IPPNW first estimated that the number at risk of famine from even such a limited regional war would be one billion. This was later revised up to at least two billion. How did Helfand and IPPNW arrive at such dramatic figures? A 2006 study by climate, atmospheric and oceanic scientists Alan Robock and Brian Toon determined that fires caused by hundred nuclear explosions would inject 5–6.5 million tonnes of black soot so high into the atmosphere that it could not be washed out by rainfall and would persist for a decade, blocking out sunlight and reducing surface temperatures across the planet by an average of 1.3 °C.

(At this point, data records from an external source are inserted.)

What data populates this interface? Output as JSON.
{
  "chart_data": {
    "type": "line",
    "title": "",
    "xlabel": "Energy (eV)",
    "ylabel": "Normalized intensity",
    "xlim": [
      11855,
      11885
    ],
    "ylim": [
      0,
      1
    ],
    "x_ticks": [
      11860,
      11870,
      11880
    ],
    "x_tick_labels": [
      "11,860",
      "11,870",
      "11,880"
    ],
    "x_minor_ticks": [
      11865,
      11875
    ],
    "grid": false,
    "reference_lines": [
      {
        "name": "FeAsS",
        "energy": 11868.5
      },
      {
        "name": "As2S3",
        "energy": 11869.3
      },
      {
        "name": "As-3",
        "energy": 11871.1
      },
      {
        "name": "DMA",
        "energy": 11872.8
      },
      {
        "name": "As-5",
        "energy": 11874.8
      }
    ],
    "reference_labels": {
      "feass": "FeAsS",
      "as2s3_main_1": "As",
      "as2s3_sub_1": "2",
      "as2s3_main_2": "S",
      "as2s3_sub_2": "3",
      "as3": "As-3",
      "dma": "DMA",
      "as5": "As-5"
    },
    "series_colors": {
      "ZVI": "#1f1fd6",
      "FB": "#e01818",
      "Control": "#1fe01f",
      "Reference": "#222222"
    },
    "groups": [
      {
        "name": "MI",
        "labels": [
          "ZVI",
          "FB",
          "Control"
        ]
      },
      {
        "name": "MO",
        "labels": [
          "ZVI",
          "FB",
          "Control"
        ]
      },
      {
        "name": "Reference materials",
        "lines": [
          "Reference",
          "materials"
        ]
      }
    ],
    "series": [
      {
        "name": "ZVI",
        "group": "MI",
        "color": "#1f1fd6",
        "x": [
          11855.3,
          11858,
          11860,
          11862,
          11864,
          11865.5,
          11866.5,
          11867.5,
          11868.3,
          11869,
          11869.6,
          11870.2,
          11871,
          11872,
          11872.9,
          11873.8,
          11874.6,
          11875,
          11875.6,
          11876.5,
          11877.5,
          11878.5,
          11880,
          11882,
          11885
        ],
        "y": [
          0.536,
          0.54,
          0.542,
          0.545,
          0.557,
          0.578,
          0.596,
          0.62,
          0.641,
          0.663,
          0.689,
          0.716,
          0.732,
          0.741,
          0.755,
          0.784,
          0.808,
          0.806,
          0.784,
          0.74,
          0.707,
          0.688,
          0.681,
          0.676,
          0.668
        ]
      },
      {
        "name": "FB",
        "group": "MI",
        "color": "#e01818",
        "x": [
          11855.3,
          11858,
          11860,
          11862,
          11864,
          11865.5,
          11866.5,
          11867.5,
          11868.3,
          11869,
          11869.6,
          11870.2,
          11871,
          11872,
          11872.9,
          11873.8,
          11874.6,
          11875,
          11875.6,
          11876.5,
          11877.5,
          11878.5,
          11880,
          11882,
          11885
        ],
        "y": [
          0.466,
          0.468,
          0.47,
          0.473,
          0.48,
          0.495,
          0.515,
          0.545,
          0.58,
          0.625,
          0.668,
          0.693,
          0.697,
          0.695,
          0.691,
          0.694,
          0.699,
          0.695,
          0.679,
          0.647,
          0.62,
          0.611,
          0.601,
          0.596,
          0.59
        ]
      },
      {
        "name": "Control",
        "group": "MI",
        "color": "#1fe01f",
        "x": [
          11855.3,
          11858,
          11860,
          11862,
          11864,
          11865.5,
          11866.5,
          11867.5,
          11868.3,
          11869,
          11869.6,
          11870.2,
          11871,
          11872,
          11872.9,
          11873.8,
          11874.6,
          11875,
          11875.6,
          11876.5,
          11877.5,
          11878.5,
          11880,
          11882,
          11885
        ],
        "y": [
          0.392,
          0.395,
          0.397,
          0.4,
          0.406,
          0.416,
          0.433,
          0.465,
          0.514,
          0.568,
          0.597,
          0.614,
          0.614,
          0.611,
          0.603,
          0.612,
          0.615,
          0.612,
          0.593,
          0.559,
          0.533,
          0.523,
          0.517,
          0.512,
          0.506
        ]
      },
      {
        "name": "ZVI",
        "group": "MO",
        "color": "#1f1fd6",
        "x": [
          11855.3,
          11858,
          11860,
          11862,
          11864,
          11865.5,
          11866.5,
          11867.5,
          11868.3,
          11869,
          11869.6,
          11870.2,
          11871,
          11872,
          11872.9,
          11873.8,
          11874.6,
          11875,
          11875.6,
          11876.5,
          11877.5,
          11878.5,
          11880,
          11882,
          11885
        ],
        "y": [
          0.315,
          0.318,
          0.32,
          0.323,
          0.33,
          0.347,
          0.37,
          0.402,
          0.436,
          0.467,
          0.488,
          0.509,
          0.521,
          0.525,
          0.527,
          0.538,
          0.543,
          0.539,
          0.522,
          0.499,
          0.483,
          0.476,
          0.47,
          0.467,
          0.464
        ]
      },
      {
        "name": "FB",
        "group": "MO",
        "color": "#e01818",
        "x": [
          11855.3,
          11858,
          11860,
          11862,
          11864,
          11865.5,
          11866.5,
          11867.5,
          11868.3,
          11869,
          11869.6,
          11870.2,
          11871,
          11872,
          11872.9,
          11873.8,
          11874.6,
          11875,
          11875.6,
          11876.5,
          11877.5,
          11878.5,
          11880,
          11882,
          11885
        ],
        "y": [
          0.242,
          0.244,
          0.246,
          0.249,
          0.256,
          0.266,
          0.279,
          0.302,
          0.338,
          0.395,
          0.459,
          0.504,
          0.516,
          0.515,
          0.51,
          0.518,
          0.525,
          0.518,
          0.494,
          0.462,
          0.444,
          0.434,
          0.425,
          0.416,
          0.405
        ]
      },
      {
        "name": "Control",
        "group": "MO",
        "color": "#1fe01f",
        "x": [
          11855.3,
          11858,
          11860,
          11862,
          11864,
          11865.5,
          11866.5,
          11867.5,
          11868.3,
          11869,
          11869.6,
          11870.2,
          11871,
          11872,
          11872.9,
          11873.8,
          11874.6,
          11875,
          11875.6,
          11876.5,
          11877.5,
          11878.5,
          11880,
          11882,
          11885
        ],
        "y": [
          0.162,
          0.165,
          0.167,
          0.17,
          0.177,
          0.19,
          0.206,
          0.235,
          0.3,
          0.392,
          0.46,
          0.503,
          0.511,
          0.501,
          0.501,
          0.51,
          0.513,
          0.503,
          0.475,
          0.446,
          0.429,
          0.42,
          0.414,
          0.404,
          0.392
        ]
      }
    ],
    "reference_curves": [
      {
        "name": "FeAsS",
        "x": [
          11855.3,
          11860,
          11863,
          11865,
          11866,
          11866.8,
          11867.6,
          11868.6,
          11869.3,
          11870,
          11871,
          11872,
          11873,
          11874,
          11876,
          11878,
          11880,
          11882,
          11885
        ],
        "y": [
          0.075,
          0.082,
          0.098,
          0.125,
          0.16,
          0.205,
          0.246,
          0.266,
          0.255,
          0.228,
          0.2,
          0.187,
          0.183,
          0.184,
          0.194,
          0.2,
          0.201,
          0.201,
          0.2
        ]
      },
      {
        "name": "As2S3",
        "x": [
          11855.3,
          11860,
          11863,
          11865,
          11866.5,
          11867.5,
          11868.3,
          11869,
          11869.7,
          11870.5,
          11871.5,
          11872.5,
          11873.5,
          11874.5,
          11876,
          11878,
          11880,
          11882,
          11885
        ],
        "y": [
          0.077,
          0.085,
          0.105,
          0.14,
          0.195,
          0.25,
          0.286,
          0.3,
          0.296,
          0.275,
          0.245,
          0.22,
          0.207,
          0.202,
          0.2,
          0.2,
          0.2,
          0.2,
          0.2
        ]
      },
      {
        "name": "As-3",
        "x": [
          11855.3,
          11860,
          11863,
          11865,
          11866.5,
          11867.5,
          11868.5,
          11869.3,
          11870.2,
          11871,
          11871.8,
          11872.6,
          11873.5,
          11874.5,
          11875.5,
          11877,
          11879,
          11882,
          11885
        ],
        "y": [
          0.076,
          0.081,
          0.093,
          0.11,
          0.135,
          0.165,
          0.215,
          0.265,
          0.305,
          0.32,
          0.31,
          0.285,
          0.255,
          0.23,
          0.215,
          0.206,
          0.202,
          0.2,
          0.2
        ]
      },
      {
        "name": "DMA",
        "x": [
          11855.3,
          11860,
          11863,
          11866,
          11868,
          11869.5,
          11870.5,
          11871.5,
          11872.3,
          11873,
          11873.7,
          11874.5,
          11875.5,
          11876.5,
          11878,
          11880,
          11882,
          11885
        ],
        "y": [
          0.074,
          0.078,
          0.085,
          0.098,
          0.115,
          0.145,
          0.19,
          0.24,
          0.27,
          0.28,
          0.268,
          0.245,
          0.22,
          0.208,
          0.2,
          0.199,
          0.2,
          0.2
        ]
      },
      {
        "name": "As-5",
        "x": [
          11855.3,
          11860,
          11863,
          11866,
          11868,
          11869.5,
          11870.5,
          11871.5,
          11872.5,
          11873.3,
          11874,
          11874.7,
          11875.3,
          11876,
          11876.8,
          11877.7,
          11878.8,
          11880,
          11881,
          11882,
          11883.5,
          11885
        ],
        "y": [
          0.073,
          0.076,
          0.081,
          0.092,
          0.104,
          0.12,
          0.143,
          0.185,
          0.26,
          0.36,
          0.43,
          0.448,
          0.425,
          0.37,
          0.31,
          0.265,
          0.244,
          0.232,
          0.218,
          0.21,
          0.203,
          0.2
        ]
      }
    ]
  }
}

The internal regions of major continents, the bread baskets, might experience severe effects on production, with cooling causing shortened growing seasons and decreased precipitation, as less water evaporated from the oceans. This soot heating the upper atmosphere would also substantially decrease the stratospheric ozone, allowing more UV light to reach the earth's surface, further reducing crop yields. This would lead to starvation globally. The effect will be more in the poor countries and the poor in the countries would be most adversely affected. This would put two billion people at risk.
These studies clearly indicate the threat is looming large over mankind at a time when several parts of the world have serious conflict zones and there is a direct involvement of nuclear weapon states in many of these conflicts. Any use of nuclear weapons intentionally, unintentionally or by accident, would have extremely grave ramifications on the life system as a whole. With no remedy, in that case, the only option is the abolition of nuclear weapons. It is unfortunate that none of the nuclear weapon states participated in the treaty deliberations. They must realise that they would also not survive any such catastrophe.
(Dr. Arun Mitra is Vice President of Indian Doctors for Peace and Development. The views expressed are strictly personal.)